Researchers at Cambridge University have uncovered a flaw in cash machine security which would allow an attacker to find the correct PIN for a bank card in an average of 15 guesses, instead of the intended 5000 attempts.
The attack, detailed in a paper published by Mike Bond and Piotr Zielinski, is centred on the hardware security modules used by retail banks for the secure storage and verification of customer PINs in ATM infrastructures. By using adaptive decimalisation tables and guesses, the maximum amount of information is learnt about the true PIN upon each guess, say the researchers.
"In a single 30 minute lunch-break, an attacker can thus discover approximately 7000 PINs rather than 24 with the brute force method," states the paper. "With a $300 withdrawal limit per card, the potential bounty is raised from $7200 to $2.1 million and a single motivated attacker could withdraw $30,000 - $50,000 of this each day."

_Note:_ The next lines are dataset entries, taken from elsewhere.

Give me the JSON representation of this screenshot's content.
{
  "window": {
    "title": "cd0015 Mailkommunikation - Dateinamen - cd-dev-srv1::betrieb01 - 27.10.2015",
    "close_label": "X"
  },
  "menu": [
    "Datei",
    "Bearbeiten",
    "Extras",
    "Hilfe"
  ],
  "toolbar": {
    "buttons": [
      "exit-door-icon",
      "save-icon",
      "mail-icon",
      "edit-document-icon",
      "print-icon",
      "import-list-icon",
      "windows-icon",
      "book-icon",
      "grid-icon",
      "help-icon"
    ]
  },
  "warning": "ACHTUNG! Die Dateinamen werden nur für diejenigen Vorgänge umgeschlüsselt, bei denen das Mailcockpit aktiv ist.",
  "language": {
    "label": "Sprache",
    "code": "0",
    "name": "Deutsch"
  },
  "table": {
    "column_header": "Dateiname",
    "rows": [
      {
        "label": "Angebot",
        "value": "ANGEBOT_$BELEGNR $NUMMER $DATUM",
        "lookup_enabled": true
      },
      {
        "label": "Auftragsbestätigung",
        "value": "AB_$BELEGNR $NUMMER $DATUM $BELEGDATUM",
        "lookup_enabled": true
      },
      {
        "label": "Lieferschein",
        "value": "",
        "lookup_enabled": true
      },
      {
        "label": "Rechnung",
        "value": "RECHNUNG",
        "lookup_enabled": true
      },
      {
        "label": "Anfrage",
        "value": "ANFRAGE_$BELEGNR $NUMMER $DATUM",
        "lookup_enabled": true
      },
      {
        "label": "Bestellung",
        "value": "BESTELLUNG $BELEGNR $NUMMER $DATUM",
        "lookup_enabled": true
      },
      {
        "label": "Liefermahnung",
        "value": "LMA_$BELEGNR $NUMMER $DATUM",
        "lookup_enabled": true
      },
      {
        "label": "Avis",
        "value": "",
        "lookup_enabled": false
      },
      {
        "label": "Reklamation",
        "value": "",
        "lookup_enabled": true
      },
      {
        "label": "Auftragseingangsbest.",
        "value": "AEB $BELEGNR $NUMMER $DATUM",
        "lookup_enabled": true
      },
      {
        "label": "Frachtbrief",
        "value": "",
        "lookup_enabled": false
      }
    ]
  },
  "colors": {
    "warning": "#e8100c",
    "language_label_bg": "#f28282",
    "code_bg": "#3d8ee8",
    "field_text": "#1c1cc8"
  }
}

Bond and Zielinski argue that in the hand of a corrupt bank programmer the technique represents a serious threat to bank security which may not be spotted by conventional fraud prevention methods.
They are currently starting discussions with manufacturers of hardware security modules about the practical implications of the attacks. They say that updating systems to cope with the attacks is likely to prove costly and the degree of protection offered will depend upon the intrusion detection capabilities offered by each vendor.